Transverse Instability of Solitary Waves
Multisymplectic Dirac Operators and the Evans Function
Inbunden, Engelska, 2025
1 492 kr
Skickas inom 5-8 vardagar
This book presents a wide-ranging geometric approach to the stability of solitary wave solutions of Hamiltonian partial differential equations (PDEs). It blends original research with background material and a review of the literature. The overarching aim is to integrate geometry, algebra, and analysis into a theoretical framework for the spectral problem associated with the transverse instability of line solitary wave solutions—waves that travel uniformly in a horizontal plane and are embedded in two spatial dimensions. Rather than focusing on individual PDEs, the book develops an abstract class of Hamiltonian PDEs in two spatial dimensions and time, based on multisymplectic Dirac operators and their generalizations.
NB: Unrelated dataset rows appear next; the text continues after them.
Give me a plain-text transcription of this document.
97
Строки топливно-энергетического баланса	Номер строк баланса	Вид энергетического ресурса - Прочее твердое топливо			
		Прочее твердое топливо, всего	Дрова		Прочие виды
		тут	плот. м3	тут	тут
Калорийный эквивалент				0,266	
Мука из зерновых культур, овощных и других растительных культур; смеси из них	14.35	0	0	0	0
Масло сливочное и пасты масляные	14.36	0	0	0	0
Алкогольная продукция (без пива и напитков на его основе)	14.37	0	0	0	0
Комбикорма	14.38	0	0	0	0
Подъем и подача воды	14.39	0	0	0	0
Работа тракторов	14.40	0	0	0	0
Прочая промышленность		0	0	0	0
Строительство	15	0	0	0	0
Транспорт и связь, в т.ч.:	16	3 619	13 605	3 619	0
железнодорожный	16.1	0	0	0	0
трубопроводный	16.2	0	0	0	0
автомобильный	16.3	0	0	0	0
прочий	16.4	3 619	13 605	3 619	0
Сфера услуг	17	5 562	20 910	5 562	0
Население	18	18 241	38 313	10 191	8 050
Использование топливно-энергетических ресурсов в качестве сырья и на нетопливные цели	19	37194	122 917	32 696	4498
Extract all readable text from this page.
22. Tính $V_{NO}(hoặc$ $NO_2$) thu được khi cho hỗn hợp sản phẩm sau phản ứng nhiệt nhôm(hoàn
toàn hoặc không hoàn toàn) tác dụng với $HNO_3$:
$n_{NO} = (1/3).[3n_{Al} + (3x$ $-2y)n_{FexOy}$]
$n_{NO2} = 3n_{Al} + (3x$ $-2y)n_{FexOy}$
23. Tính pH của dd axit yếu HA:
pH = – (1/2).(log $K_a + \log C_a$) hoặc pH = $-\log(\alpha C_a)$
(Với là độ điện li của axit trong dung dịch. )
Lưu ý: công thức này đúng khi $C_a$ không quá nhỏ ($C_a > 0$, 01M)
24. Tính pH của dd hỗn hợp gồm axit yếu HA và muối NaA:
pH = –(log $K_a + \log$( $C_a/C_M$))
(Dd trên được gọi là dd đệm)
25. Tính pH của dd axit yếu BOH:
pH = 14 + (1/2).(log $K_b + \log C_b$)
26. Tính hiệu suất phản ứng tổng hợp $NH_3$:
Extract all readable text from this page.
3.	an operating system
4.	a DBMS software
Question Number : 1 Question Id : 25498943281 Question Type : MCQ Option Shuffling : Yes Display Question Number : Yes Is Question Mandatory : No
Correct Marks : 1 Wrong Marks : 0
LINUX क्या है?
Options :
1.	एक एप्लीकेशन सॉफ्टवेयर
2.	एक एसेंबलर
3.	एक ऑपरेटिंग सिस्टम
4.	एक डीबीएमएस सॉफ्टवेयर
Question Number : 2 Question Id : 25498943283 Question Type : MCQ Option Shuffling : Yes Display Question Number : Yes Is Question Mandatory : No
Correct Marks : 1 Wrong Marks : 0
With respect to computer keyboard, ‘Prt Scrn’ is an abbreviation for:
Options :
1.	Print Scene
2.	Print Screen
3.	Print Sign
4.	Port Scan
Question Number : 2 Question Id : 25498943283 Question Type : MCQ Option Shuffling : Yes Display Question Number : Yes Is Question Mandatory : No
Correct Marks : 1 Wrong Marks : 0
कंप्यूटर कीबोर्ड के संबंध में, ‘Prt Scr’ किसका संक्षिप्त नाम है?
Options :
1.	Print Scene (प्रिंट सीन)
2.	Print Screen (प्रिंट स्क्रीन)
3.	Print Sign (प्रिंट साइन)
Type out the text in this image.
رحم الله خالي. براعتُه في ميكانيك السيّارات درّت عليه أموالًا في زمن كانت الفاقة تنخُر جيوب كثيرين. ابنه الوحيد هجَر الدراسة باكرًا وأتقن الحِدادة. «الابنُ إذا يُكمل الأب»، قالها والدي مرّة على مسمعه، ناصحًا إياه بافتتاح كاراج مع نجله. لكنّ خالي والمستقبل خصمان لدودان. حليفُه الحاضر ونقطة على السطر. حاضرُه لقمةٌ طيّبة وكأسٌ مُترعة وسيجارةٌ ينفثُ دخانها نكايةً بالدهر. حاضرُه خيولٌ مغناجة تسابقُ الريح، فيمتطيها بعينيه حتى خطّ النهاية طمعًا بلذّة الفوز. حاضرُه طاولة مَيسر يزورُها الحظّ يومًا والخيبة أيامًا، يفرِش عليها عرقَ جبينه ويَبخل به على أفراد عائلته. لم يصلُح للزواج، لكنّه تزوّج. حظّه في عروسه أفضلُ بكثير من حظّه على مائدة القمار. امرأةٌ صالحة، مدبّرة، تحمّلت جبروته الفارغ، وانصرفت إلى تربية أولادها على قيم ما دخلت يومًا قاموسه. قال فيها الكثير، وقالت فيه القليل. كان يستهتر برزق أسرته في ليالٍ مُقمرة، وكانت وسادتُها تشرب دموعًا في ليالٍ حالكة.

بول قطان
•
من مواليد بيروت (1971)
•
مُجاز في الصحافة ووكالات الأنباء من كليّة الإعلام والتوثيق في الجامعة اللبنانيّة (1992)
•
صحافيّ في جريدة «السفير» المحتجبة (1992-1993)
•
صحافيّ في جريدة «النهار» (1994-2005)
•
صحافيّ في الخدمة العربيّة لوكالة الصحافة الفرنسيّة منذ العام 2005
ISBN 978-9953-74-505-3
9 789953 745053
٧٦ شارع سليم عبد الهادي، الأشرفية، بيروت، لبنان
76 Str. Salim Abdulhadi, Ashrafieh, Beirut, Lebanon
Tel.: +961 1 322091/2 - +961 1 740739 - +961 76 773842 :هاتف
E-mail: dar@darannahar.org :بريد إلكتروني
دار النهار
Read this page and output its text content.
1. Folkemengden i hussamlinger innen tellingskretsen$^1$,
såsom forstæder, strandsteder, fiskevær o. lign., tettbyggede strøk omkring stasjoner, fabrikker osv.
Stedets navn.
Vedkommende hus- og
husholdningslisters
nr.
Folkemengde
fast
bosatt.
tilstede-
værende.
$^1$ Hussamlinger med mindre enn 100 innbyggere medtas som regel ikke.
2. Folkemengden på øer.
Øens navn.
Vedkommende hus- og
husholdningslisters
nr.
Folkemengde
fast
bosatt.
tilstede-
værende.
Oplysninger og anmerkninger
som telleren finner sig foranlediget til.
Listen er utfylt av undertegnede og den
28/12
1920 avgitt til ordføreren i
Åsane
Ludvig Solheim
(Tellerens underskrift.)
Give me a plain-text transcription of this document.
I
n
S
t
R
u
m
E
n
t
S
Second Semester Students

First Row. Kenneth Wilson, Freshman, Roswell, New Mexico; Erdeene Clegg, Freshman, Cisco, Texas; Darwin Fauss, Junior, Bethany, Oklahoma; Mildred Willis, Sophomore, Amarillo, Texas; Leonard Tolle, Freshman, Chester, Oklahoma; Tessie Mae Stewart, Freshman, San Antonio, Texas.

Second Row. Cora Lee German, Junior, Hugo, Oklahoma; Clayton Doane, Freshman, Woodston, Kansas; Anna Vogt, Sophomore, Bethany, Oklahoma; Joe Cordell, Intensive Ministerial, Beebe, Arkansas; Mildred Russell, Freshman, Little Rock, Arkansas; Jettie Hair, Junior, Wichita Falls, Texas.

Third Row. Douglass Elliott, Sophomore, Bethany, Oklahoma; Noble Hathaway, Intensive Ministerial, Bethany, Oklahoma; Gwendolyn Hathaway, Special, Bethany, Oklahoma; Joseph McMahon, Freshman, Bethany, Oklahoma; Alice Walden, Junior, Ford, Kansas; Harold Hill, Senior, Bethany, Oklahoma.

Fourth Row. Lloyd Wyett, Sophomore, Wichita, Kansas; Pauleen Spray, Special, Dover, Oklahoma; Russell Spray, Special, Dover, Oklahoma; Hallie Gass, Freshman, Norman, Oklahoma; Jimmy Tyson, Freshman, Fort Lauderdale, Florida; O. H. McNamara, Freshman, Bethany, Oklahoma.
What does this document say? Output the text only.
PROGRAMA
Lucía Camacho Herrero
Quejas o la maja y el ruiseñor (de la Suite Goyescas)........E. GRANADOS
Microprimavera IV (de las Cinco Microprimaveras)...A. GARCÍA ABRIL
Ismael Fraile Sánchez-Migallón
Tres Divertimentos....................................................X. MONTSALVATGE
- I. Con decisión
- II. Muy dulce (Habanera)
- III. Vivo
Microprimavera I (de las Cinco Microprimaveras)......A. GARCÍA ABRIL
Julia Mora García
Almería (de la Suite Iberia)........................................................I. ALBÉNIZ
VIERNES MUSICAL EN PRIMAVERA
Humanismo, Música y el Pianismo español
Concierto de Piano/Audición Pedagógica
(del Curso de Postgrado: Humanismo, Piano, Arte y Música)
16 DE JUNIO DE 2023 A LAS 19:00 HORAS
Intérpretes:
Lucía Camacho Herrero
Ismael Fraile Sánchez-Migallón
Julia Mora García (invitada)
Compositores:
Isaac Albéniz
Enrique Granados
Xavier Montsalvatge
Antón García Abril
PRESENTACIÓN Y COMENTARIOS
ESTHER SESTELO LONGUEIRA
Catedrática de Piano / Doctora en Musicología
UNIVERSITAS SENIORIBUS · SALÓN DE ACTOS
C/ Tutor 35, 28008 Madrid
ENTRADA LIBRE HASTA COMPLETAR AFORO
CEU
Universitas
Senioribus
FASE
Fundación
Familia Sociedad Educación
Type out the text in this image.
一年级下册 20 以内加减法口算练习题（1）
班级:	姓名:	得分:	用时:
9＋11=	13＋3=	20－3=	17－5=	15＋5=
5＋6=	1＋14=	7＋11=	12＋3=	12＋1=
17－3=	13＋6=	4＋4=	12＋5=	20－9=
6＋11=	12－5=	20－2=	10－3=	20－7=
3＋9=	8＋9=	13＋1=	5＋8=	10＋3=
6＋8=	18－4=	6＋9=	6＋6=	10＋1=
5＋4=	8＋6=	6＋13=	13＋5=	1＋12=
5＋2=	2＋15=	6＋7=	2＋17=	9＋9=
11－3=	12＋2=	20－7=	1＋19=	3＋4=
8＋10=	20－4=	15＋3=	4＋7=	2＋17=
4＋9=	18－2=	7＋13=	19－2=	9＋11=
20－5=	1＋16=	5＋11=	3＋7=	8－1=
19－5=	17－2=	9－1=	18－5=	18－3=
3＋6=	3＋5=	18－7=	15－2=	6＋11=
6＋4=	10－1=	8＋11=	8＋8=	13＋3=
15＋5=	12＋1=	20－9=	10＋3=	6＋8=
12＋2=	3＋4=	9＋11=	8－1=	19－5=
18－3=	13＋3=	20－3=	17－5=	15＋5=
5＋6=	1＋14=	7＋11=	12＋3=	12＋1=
This class models a broad range of nonlinear wave equations and benefits from a distinct symplectic structure associated with each spatial dimension and time. These structures inform both the existence theory (via variational principles, the Maslov index, and transversality conditions) and the linear stability analysis (through a multisymplectic partition of the Evans function). The spectral problem arising from linearization about a solitary wave is formulated as a dynamical system, with three symplectic structures contributing to the analysis. A two-parameter Evans function—depending on the spectral parameter and transverse wavenumber—is constructed from this system. This structure enables new results concerning the Evans function and the linear transverse instability of solitary waves. A key result is an abstract derivative formula for the Evans function in the regime of small stability exponents and transverse wavenumbers. To illustrate the theory, the book introduces a class of vector-valued nonlinear wave equations in 2+1 dimensions that are multisymplectic and admit explicit solitary wave solutions. In this example, the stable and unstable subspaces involved in the Evans function construction are each four-dimensional and can be explicitly computed. The example is used to demonstrate the geometric instability condition and to explore the inner workings of the theory in detail.